You could do this as a list. I am creating different data frames based on which midpoint you are subsetting.
mydata<-data.frame(dataelement1 = rep(1:20),dataelement2=letters[1:20]) ## create sample data with 20 rows
idx <- seq(from=3,to=(nrow(mydata)-3),by=3) ##identify midpoint for 20 rows with slide 5
for (i in idx){
start = i-2; stop = i+2
assign(paste0("newdata",i),mydata[start:stop,])
}
This yields the following 5 dataframes named with the midpoint index used.
> newdata3
dataelement1 dataelement2
1 1 a
2 2 b
3 3 c
4 4 d
5 5 e
> newdata6
dataelement1 dataelement2
4 4 d
5 5 e
6 6 f
7 7 g
8 8 h
> newdata9
dataelement1 dataelement2
7 7 g
8 8 h
9 9 i
10 10 j
11 11 k
> newdata12
dataelement1 dataelement2
10 10 j
11 11 k
12 12 l
13 13 m
14 14 n
> newdata15
dataelement1 dataelement2
13 13 m
14 14 n
15 15 o
16 16 p
17 17 q
With List solution:
## Putting results into a single list object instead##
mylist<-list()
j=1
for (i in idx){
start = i-2; stop = i+2
mylist[[j]] <- mydata[start:stop,]
j=j+1
}
## The index is sequentially indexed ##
mylist[[1]]
mylist[[5]]
> mylist[[1]]
dataelement1 dataelement2
1 1 a
2 2 b
3 3 c
4 4 d
5 5 e
> mylist[[5]]
dataelement1 dataelement2
13 13 m
14 14 n
15 15 o
16 16 p
17 17 q
EDIT: As requested.
seq()
creates a sequence.
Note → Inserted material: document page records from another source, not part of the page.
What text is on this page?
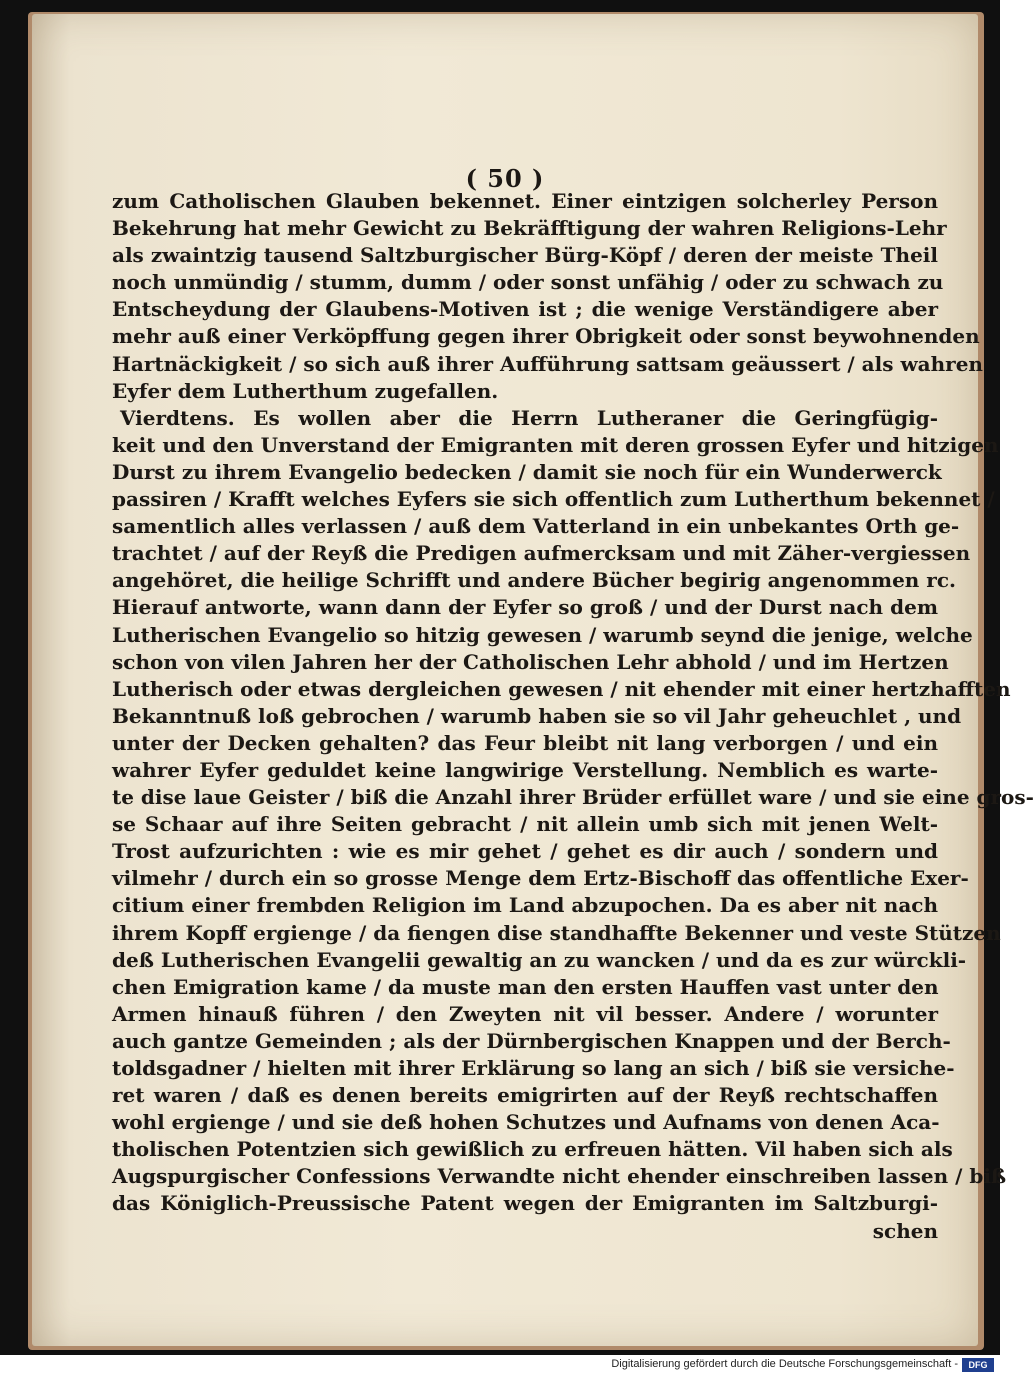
( 50 )
zum Catholischen Glauben bekennet. Einer eintzigen solcherley Person
Bekehrung hat mehr Gewicht zu Bekräfftigung der wahren Religions-Lehr
als zwaintzig tausend Saltzburgischer Bürg-Köpf / deren der meiste Theil
noch unmündig / stumm, dumm / oder sonst unfähig / oder zu schwach zu
Entscheydung der Glaubens-Motiven ist ; die wenige Verständigere aber
mehr auß einer Verköpffung gegen ihrer Obrigkeit oder sonst beywohnenden
Hartnäckigkeit / so sich auß ihrer Aufführung sattsam geäussert / als wahren
Eyfer dem Lutherthum zugefallen.
Vierdtens. Es wollen aber die Herrn Lutheraner die Geringfügig-
keit und den Unverstand der Emigranten mit deren grossen Eyfer und hitzigen
Durst zu ihrem Evangelio bedecken / damit sie noch für ein Wunderwerck
passiren / Krafft welches Eyfers sie sich offentlich zum Lutherthum bekennet /
samentlich alles verlassen / auß dem Vatterland in ein unbekantes Orth ge-
trachtet / auf der Reyß die Predigen aufmercksam und mit Zäher-vergiessen
angehöret, die heilige Schrifft und andere Bücher begirig angenommen rc.
Hierauf antworte, wann dann der Eyfer so groß / und der Durst nach dem
Lutherischen Evangelio so hitzig gewesen / warumb seynd die jenige, welche
schon von vilen Jahren her der Catholischen Lehr abhold / und im Hertzen
Lutherisch oder etwas dergleichen gewesen / nit ehender mit einer hertzhafften
Bekanntnuß loß gebrochen / warumb haben sie so vil Jahr geheuchlet , und
unter der Decken gehalten? das Feur bleibt nit lang verborgen / und ein
wahrer Eyfer geduldet keine langwirige Verstellung. Nemblich es warte-
te dise laue Geister / biß die Anzahl ihrer Brüder erfüllet ware / und sie eine gros-
se Schaar auf ihre Seiten gebracht / nit allein umb sich mit jenen Welt-
Trost aufzurichten : wie es mir gehet / gehet es dir auch / sondern und
vilmehr / durch ein so grosse Menge dem Ertz-Bischoff das offentliche Exer-
citium einer frembden Religion im Land abzupochen. Da es aber nit nach
ihrem Kopff ergienge / da fiengen dise standhaffte Bekenner und veste Stützen
deß Lutherischen Evangelii gewaltig an zu wancken / und da es zur würckli-
chen Emigration kame / da muste man den ersten Hauffen vast unter den
Armen hinauß führen / den Zweyten nit vil besser. Andere / worunter
auch gantze Gemeinden ; als der Dürnbergischen Knappen und der Berch-
toldsgadner / hielten mit ihrer Erklärung so lang an sich / biß sie versiche-
ret waren / daß es denen bereits emigrirten auf der Reyß rechtschaffen
wohl ergienge / und sie deß hohen Schutzes und Aufnams von denen Aca-
tholischen Potentzien sich gewißlich zu erfreuen hätten. Vil haben sich als
Augspurgischer Confessions Verwandte nicht ehender einschreiben lassen / biß
das Königlich-Preussische Patent wegen der Emigranten im Saltzburgi-
schen
Digitalisierung gefördert durch die Deutsche Forschungsgemeinschaft -	DFG
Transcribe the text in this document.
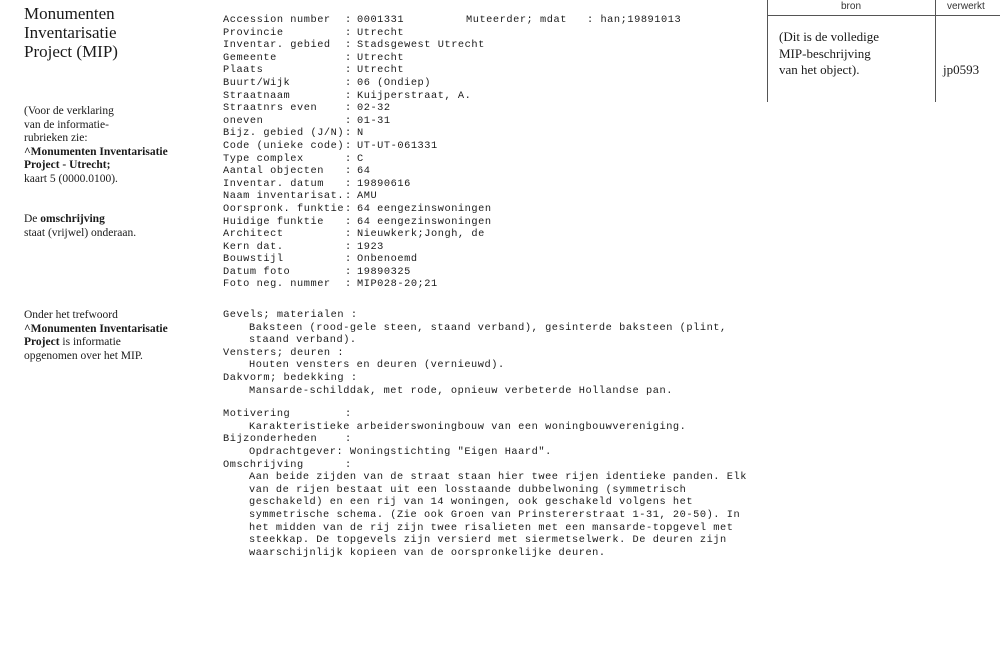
Monumenten
Inventarisatie
Project (MIP)
(Voor de verklaring
van de informatie-
rubrieken zie:
^Monumenten Inventarisatie
Project - Utrecht;
kaart 5 (0000.0100).
De omschrijving
staat (vrijwel) onderaan.
Onder het trefwoord
^Monumenten Inventarisatie
Project is informatie
opgenomen over het MIP.
Accession number : 0001331
Provincie	: Utrecht
Inventar. gebied : Stadsgewest Utrecht
Gemeente	: Utrecht
Plaats	: Utrecht
Buurt/Wijk	: 06 (Ondiep)
Straatnaam	: Kuijperstraat, A.
Straatnrs even	: 02-32
oneven	: 01-31
Bijz. gebied (J/N) : N
Code (unieke code) : UT-UT-061331
Type complex	: C
Aantal objecten : 64
Inventar. datum : 19890616
Naam inventarisat. : AMU
Oorspronk. funktie : 64 eengezinswoningen
Huidige funktie : 64 eengezinswoningen
Architect	: Nieuwkerk;Jongh, de
Kern dat.	: 1923
Bouwstijl	: Onbenoemd
Datum foto	: 19890325
Foto neg. nummer : MIP028-20;21
Muteerder; mdat : han;19891013
Gevels; materialen :
Baksteen (rood-gele steen, staand verband), gesinterde baksteen (plint,
staand verband).
Vensters; deuren :
Houten vensters en deuren (vernieuwd).
Dakvorm; bedekking :
Mansarde-schilddak, met rode, opnieuw verbeterde Hollandse pan.
Motivering	:
Karakteristieke arbeiderswoningbouw van een woningbouwvereniging.
Bijzonderheden	:
Opdrachtgever: Woningstichting "Eigen Haard".
Omschrijving	:
Aan beide zijden van de straat staan hier twee rijen identieke panden. Elk
van de rijen bestaat uit een losstaande dubbelwoning (symmetrisch
geschakeld) en een rij van 14 woningen, ook geschakeld volgens het
symmetrische schema. (Zie ook Groen van Prinstererstraat 1-31, 20-50). In
het midden van de rij zijn twee risalieten met een mansarde-topgevel met
steekkap. De topgevels zijn versierd met siermetselwerk. De deuren zijn
waarschijnlijk kopieen van de oorspronkelijke deuren.
bron	verwerkt
(Dit is de volledige
MIP-beschrijving
van het object).	jp0593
Since your first window is at 3, we tell it to start at 3. Since you want the window to move 3 units each time, we have by = 3
. The end is defined by the number of rows in your data using nrow()'. We subtract 3 from that because we don't want a situation where the row number fails to have 2 more rows in the
mydata`.
I should have used -2
because row 18 would still have 2 rows ahead of it.
So this creates a vector idx
which equals c(3,6,9,12,15) that we will use in the loop.
for (i in idx){
start = i-2; stop = i+2
assign(paste0("newdata",i),mydata[start:stop,])
}
for (i in idx) {
This says to loop over every value contained in idx.
start = i-2; stop = i+2
So for the first value of idx=3, we define start=1 and stop=5, you window.
The last line defines a data set with prefix = newdata
and with suffix equal to the value of idx we happen to be looping over. It then subsets your data set based on the values of start and stop defined on the line prior.
So first time through the loop, the last line resolves to: newdata3 <- mydata[1:5,]
which is taking the 5 records of interest (with all columns).
There are various ways of sub-setting in R. This is a good reference.
mydata[1:5,1:2]
would subset not only rows 1 thru 5, but also columns 1 and 2.